As we discussed in the previous section, there are common characteristics of a remote workforce that introduce new attack vectors. When these vulnerabilities –both system and human – are exploited by malicious actors, they can act as a path back to the agency’s network.   

Ongoing employee education and visibility are the best defences against these and other new risks – and should extend from the agency’s internal infrastructure to each endpoint. 

While user education can continue remotely, visibility into remote environments poses more of a challenge. 

RSA offers the following six recommendations for gaining visibility into the risks presented by a remote workforce: 

  1. Combine traditional log monitoring with capturing and monitoring network packets to see how threats are traversing the network – from user device, across the network infrastructure, and to the cloud. This includes VPN links and any other external entry point into the corporate network.
  2. Monitor activity across all endpoints, on and off the network, for deep visibility into their security state, and properly prioritize alerts when there is an issue. 
  3. Enhance rule-based or signature-based threat detection with the addition of advanced machine learning through UEBA and endpoint behaviour analytics to recognize anomalies that could indicate malicious intent and threats.
  4. Streamline the activities and processes across security teams to get to the heart of a problem quickly and efficiently. When an incident is recognized, a fast response provides a better chance to stop it before resources can be fully exploited.
  5. Understand both context and threat intelligence in order to increase detection capabilities based on known indicators of an identified attack and/or threat actor. 
  6. Use technology tools to automate monitoring and response to mitigate incidents before they impact the entity.

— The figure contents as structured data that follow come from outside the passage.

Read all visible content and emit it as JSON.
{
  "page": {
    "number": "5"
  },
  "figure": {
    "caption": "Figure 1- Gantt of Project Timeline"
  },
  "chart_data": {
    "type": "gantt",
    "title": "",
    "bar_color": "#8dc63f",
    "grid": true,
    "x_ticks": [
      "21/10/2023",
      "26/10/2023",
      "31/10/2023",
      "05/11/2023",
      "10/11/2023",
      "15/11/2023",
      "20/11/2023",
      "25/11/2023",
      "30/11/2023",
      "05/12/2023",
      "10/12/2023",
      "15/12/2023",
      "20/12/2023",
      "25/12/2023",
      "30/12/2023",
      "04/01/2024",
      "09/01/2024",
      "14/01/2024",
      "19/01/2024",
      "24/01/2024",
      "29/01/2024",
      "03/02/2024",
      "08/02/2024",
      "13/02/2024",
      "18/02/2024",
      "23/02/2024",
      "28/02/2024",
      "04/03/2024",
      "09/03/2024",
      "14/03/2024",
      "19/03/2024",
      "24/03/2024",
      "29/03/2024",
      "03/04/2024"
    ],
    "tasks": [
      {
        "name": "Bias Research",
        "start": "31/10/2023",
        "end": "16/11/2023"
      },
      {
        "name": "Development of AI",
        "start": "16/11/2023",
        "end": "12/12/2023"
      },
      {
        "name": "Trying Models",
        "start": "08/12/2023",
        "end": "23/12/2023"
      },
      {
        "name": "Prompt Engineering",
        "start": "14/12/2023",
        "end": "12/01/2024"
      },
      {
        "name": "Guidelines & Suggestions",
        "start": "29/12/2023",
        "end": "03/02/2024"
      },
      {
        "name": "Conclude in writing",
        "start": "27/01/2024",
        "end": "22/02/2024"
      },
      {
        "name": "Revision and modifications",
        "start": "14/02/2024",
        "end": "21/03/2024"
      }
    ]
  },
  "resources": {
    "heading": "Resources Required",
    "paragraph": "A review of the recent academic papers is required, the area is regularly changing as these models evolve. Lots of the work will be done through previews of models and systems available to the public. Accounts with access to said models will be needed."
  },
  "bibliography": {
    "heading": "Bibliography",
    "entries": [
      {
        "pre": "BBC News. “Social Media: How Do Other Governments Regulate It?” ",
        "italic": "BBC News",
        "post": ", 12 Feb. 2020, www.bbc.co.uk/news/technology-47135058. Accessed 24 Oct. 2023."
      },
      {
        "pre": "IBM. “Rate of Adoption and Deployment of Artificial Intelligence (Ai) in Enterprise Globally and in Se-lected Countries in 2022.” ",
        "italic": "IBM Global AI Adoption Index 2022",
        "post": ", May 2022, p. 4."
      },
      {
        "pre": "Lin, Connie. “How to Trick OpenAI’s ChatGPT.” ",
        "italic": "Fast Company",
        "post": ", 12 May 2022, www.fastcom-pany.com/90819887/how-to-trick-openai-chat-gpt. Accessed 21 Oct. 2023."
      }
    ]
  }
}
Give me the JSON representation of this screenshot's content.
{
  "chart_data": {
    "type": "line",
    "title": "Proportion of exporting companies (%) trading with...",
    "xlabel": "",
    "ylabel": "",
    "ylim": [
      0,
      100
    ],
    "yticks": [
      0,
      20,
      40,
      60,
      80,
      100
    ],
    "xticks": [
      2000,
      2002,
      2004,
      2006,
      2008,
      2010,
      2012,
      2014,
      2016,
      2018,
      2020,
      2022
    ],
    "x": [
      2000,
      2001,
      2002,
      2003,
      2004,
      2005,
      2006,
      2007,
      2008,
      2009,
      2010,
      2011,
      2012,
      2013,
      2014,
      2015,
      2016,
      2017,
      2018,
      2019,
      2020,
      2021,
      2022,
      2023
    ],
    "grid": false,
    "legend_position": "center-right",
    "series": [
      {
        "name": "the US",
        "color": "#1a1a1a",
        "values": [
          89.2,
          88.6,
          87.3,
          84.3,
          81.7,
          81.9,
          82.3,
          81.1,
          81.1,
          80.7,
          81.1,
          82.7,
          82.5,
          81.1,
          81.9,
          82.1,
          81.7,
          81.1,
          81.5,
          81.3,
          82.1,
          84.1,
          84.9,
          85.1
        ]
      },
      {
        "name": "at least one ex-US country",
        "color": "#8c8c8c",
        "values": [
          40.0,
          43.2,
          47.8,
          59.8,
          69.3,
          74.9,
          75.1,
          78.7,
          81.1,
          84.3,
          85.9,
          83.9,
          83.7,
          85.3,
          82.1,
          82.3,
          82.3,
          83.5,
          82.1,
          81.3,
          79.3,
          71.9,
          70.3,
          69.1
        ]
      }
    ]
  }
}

While remote work options have been in place, the impacts of the ongoing global health crisis have brought about an unprecedented shift in how – and where – we work. 

The resulting sudden, massive shift to a remote workforce has brought into focus the potential risks, and the need for the leaders of Canadian public sector entities to strengthen their organizations’ security posture. By establishing the right levels of threat visibility and response, leaders can support and secure remote workers effectively – and minimize the impact of threats on the organization.